Tulisan ini saya tulis tanpa kepentingan apapun kecuali hanya sekadar berbagi.. dan syukur-syukur menjadi terkenal. Untuk yang terakhir saya anggap bonus saja.
Beberapa hari sebelum tulisan ini tercipta oleh rasa sayang dan rasa tampan, saya mendapat dorongan dari seseorang yang meminta saya berbagi pengalaman sebagai pemusik teater. Awalnya, saya sok-sokan menolak. Enak saja, pengalaman saya ini mahal harganya. Main asal bagi saja.
Namun, seseorang ini kemudian memberikan tawaran menarik seperti menjanjikan saya akan membelikan cokelat panas, membantu menyelesaikan puzzle, dan menemani bermain tic-tac-toe. Saya luluh. Saya memang anaknya mudah dirayu.
Yasudah, saya mau cerita. Semoga ada maknanya.
Karir saya menjadi pemusik teater dimulai ketika saya menyandang gelar Maba: mahasiswa baru lho ya, bukan main bareng, apalagi maksiat bareng. Duh, yang terakhir kok enak.
Saat itu, ada acara namanya Inaugurasi, semacam pentas seni antarjurusan di FIB UG* (nama sengaja disamarkan karena sudah pasti ketahuan). Kala itu, kami, maba jurusan Sastra Indonesia, menampilkan sebuah drama pendek berjudul Mengapa (Harus) Cinta? dengan daftar pemain Adit, Wicak, Dedek, Fajar, Dayat, Marlina, dan Ayu. Ini kenapa saya sebutkan di sini, kayak pada kenal saja.
Kebetulan, saya bersama dua kawan, Lutfi dan Anta, menjadi pemusiknya.
Karena baru pertama kali mengiringi pementasan macam itu, saya merasa sangat pah-poh dan kikuk. Bingung mau ngapain. Andai saja waktu itu Mbak Nissa Sabyan sudah nge-hits, saya tentu akan memilih berhmmm ala Mbak Nissa selama 12 jam. Tapi sayang, saat itu yang nge-hits adalah video intro “Akad” selama dua hari. Bisa jeber bibir saya kalau harus meniup terompet selama itu.
Untungnya, dengan bimbingan rekan seniman semiguru saya, saya pun diberikan pelatihan tentang bagaimana menjadi pengiring teater yang baik.
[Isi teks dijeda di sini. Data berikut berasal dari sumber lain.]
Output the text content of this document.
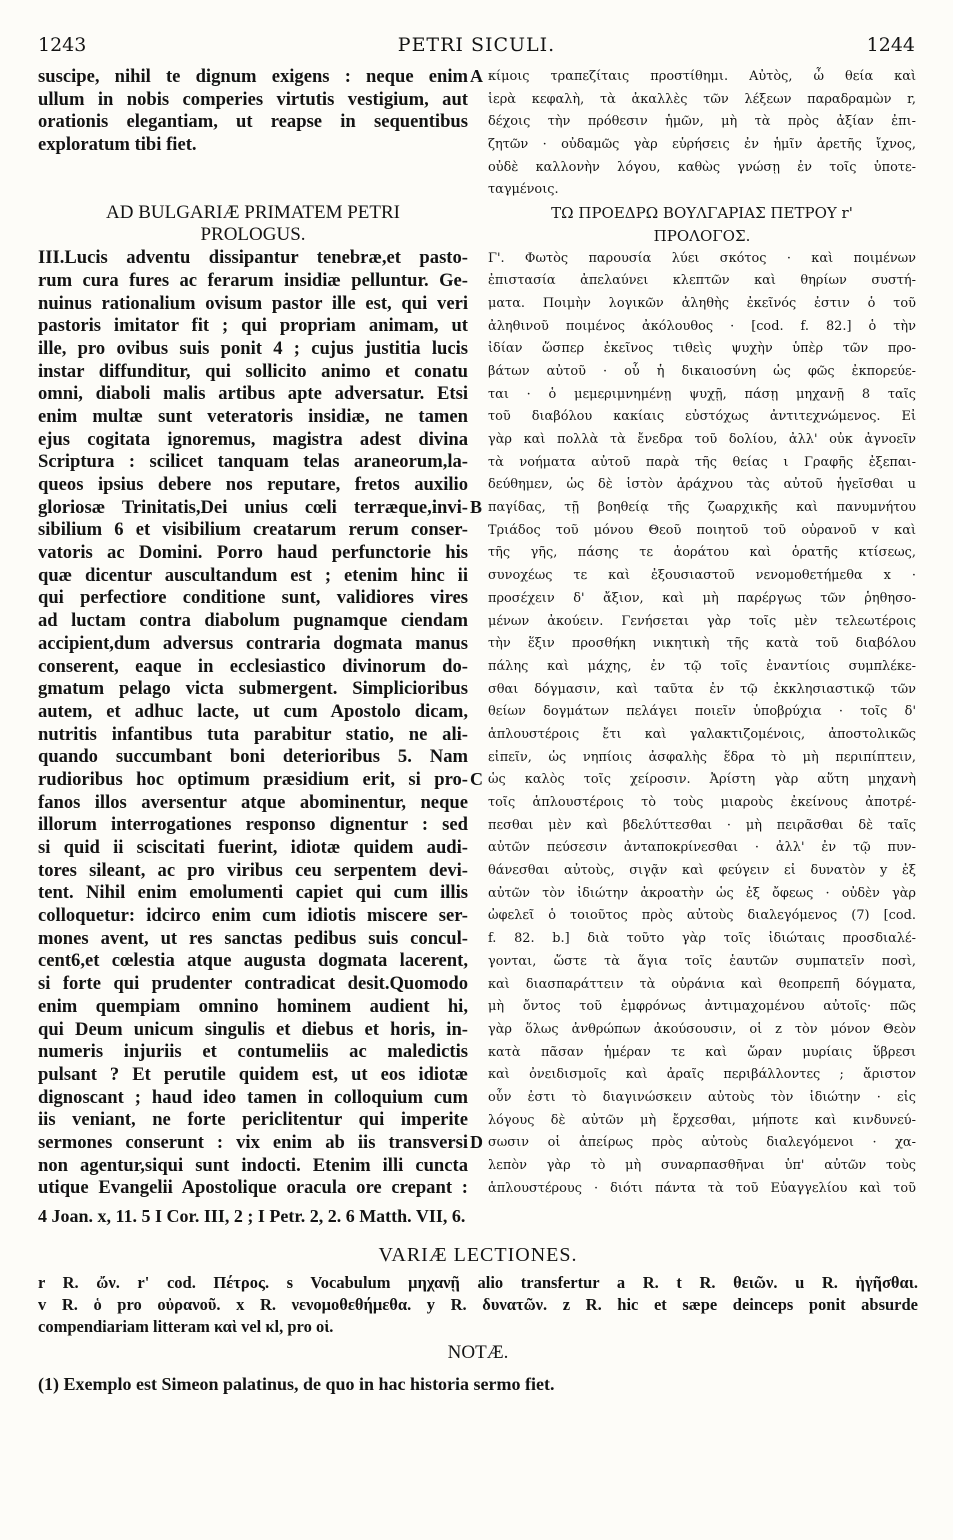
1243	PETRI SICULI.	1244
A
B
C
D
suscipe, nihil te dignum exigens : neque enim
ullum in nobis comperies virtutis vestigium, aut
orationis elegantiam, ut reapse in sequentibus
exploratum tibi fiet.
AD BULGARIÆ PRIMATEM PETRI
PROLOGUS.
III.Lucis adventu dissipantur tenebræ,et pasto-
rum cura fures ac ferarum insidiæ pelluntur. Ge-
nuinus rationalium ovisum pastor ille est, qui veri
pastoris imitator fit ; qui propriam animam, ut
ille, pro ovibus suis ponit 4 ; cujus justitia lucis
instar diffunditur, qui sollicito animo et conatu
omni, diaboli malis artibus apte adversatur. Etsi
enim multæ sunt veteratoris insidiæ, ne tamen
ejus cogitata ignoremus, magistra adest divina
Scriptura : scilicet tanquam telas araneorum,la-
queos ipsius debere nos reputare, fretos auxilio
gloriosæ Trinitatis,Dei unius cœli terræque,invi-
sibilium 6 et visibilium creatarum rerum conser-
vatoris ac Domini. Porro haud perfunctorie his
quæ dicentur auscultandum est ; etenim hinc ii
qui perfectiore conditione sunt, validiores vires
ad luctam contra diabolum pugnamque ciendam
accipient,dum adversus contraria dogmata manus
conserent, eaque in ecclesiastico divinorum do-
gmatum pelago victa submergent. Simplicioribus
autem, et adhuc lacte, ut cum Apostolo dicam,
nutritis infantibus tuta parabitur statio, ne ali-
quando succumbant boni deterioribus 5. Nam
rudioribus hoc optimum præsidium erit, si pro-
fanos illos aversentur atque abominentur, neque
illorum interrogationes responso dignentur : sed
si quid ii sciscitati fuerint, idiotæ quidem audi-
tores sileant, ac pro viribus ceu serpentem devi-
tent. Nihil enim emolumenti capiet qui cum illis
colloquetur: idcirco enim cum idiotis miscere ser-
mones avent, ut res sanctas pedibus suis concul-
cent6,et cœlestia atque augusta dogmata lacerent,
si forte qui prudenter contradicat desit.Quomodo
enim quempiam omnino hominem audient hi,
qui Deum unicum singulis et diebus et horis, in-
numeris injuriis et contumeliis ac maledictis
pulsant ? Et perutile quidem est, ut eos idiotæ
dignoscant ; haud ideo tamen in colloquium cum
iis veniant, ne forte periclitentur qui imperite
sermones conserunt : vix enim ab iis transversi
non agentur,siqui sunt indocti. Etenim illi cuncta
utique Evangelii Apostolique oracula ore crepant :
κίμοις τραπεζίταις προστίθημι. Αὐτὸς, ὦ θεία καὶ
ἱερὰ κεφαλὴ, τὰ ἀκαλλὲς τῶν λέξεων παραδραμὼν r,
δέχοις τὴν πρόθεσιν ἡμῶν, μὴ τὰ πρὸς ἀξίαν ἐπι-
ζητῶν · οὐδαμῶς γὰρ εὑρήσεις ἐν ἡμῖν ἀρετῆς ἴχνος,
οὐδὲ καλλονὴν λόγου, καθὼς γνώσῃ ἐν τοῖς ὑποτε-
ταγμένοις.
ΤΩ ΠΡΟΕΔΡΩ ΒΟΥΛΓΑΡΙΑΣ ΠΕΤΡΟΥ r'
ΠΡΟΛΟΓΟΣ.
Γ'. Φωτὸς παρουσία λύει σκότος · καὶ ποιμένων
ἐπιστασία ἀπελαύνει κλεπτῶν καὶ θηρίων συστή-
ματα. Ποιμὴν λογικῶν ἀληθὴς ἐκεῖνός ἐστιν ὁ τοῦ
ἀληθινοῦ ποιμένος ἀκόλουθος · [cod. f. 82.] ὁ τὴν
ἰδίαν ὥσπερ ἐκεῖνος τιθεὶς ψυχὴν ὑπὲρ τῶν προ-
βάτων αὐτοῦ · οὗ ἡ δικαιοσύνη ὡς φῶς ἐκπορεύε-
ται · ὁ μεμεριμνημένῃ ψυχῇ, πάσῃ μηχανῇ 8 ταῖς
τοῦ διαβόλου κακίαις εὐστόχως ἀντιτεχνώμενος. Εἰ
γὰρ καὶ πολλὰ τὰ ἔνεδρα τοῦ δολίου, ἀλλ' οὐκ ἀγνοεῖν
τὰ νοήματα αὐτοῦ παρὰ τῆς θείας ι Γραφῆς ἐξεπαι-
δεύθημεν, ὡς δὲ ἱστὸν ἀράχνου τὰς αὐτοῦ ἡγεῖσθαι u
παγίδας, τῇ βοηθείᾳ τῆς ζωαρχικῆς καὶ πανυμνήτου
Τριάδος τοῦ μόνου Θεοῦ ποιητοῦ τοῦ οὐρανοῦ v καὶ
τῆς γῆς, πάσης τε ἀοράτου καὶ ὁρατῆς κτίσεως,
συνοχέως τε καὶ ἐξουσιαστοῦ νενομοθετήμεθα x ·
προσέχειν δ' ἄξιον, καὶ μὴ παρέργως τῶν ῥηθησο-
μένων ἀκούειν. Γενήσεται γὰρ τοῖς μὲν τελεωτέροις
τὴν ἕξιν προσθήκη νικητικὴ τῆς κατὰ τοῦ διαβόλου
πάλης καὶ μάχης, ἐν τῷ τοῖς ἐναντίοις συμπλέκε-
σθαι δόγμασιν, καὶ ταῦτα ἐν τῷ ἐκκλησιαστικῷ τῶν
θείων δογμάτων πελάγει ποιεῖν ὑποβρύχια · τοῖς δ'
ἁπλουστέροις ἔτι καὶ γαλακτιζομένοις, ἀποστολικῶς
εἰπεῖν, ὡς νηπίοις ἀσφαλὴς ἕδρα τὸ μὴ περιπίπτειν,
ὡς καλὸς τοῖς χείροσιν. Ἀρίστη γὰρ αὕτη μηχανὴ
τοῖς ἁπλουστέροις τὸ τοὺς μιαροὺς ἐκείνους ἀποτρέ-
πεσθαι μὲν καὶ βδελύττεσθαι · μὴ πειρᾶσθαι δὲ ταῖς
αὐτῶν πεύσεσιν ἀνταποκρίνεσθαι · ἀλλ' ἐν τῷ πυν-
θάνεσθαι αὐτοὺς, σιγᾷν καὶ φεύγειν εἰ δυνατὸν y ἐξ
αὐτῶν τὸν ἰδιώτην ἀκροατὴν ὡς ἐξ ὄφεως · οὐδὲν γὰρ
ὠφελεῖ ὁ τοιοῦτος πρὸς αὐτοὺς διαλεγόμενος (7) [cod.
f. 82. b.] διὰ τοῦτο γὰρ τοῖς ἰδιώταις προσδιαλέ-
γονται, ὥστε τὰ ἅγια τοῖς ἑαυτῶν συμπατεῖν ποσὶ,
καὶ διασπαράττειν τὰ οὐράνια καὶ θεοπρεπῆ δόγματα,
μὴ ὄντος τοῦ ἐμφρόνως ἀντιμαχομένου αὐτοῖς· πῶς
γὰρ ὅλως ἀνθρώπων ἀκούσουσιν, οἱ z τὸν μόνον Θεὸν
κατὰ πᾶσαν ἡμέραν τε καὶ ὥραν μυρίαις ὕβρεσι
καὶ ὀνειδισμοῖς καὶ ἀραῖς περιβάλλοντες ; ἄριστον
οὖν ἐστι τὸ διαγινώσκειν αὐτοὺς τὸν ἰδιώτην · εἰς
λόγους δὲ αὐτῶν μὴ ἔρχεσθαι, μήποτε καὶ κινδυνεύ-
σωσιν οἱ ἀπείρως πρὸς αὐτοὺς διαλεγόμενοι · χα-
λεπὸν γὰρ τὸ μὴ συναρπασθῆναι ὑπ' αὐτῶν τοὺς
ἁπλουστέρους · διότι πάντα τὰ τοῦ Εὐαγγελίου καὶ τοῦ
4 Joan. x, 11. 5 I Cor. III, 2 ; I Petr. 2, 2. 6 Matth. VII, 6.
VARIÆ LECTIONES.
r R. ὤν. r' cod. Πέτρος. s Vocabulum μηχανῇ alio transfertur a R. t R. θειῶν. u R. ἡγῆσθαι.
v R. ὁ pro οὐρανοῦ. x R. νενομοθεθήμεθα. y R. δυνατῶν. z R. hic et sæpe deinceps ponit absurde
compendiariam litteram καὶ vel κl, pro οἱ.
NOTÆ.
(1) Exemplo est Simeon palatinus, de quo in hac historia sermo fiet.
Perlahan saya memiliki rasa percaya diri dan tenang dalam berproses. Kami tampil ciamik dalam pementasan dan walhasil Sastra Indonesia terpilih sebagai penampil terbaik. Ini saya bukannya sombong lho ya, kami memang bagus kok.
Dampak kemenangn itu langsung terasa, bermacam-macam tawaran mengiringi teater datang silih berganti. Ketenaran ini membuat saya si mahasiswa kupu-kupu berubah menjadi mahasiswa pinter, alias pengiring teater. Salah satu puncaknya, akhirnya saya didaulat menjadi pengiring pementasan teater skala besar pertama saya: teater penutupan Bulan Bahasa 2016 dengan judul Hah karya Putu Wijaya.
Saya merasa level-up karena di tahun sebelumnya saya hanya didaulat menjadi panitia divisi pengamanan kendaraan alias juru parkir. Sedihnya lagi, di tahun itu instrumen saya malah sudah dipinjam kakak tingkat untuk mengiringi pementasan. Gitu, instrumen milik saya lebih dibutuhkan daripada diri saya sendiri.
Oke, mari sekarang masuk ke bagian “berbagi” yang diminta teman saya tadi.
Meski terlihat sederhana, mengiringi teater itu ternyata tidak sesimpel main lagu religi a la Opick saat ada adegan orang dipukul. Tidak semudah memberi efek suara tegang saat ada dialog semacam “Lepasin aku, Mas! Lepasin aku! Aku jijik sama Mas! Aku jijik!”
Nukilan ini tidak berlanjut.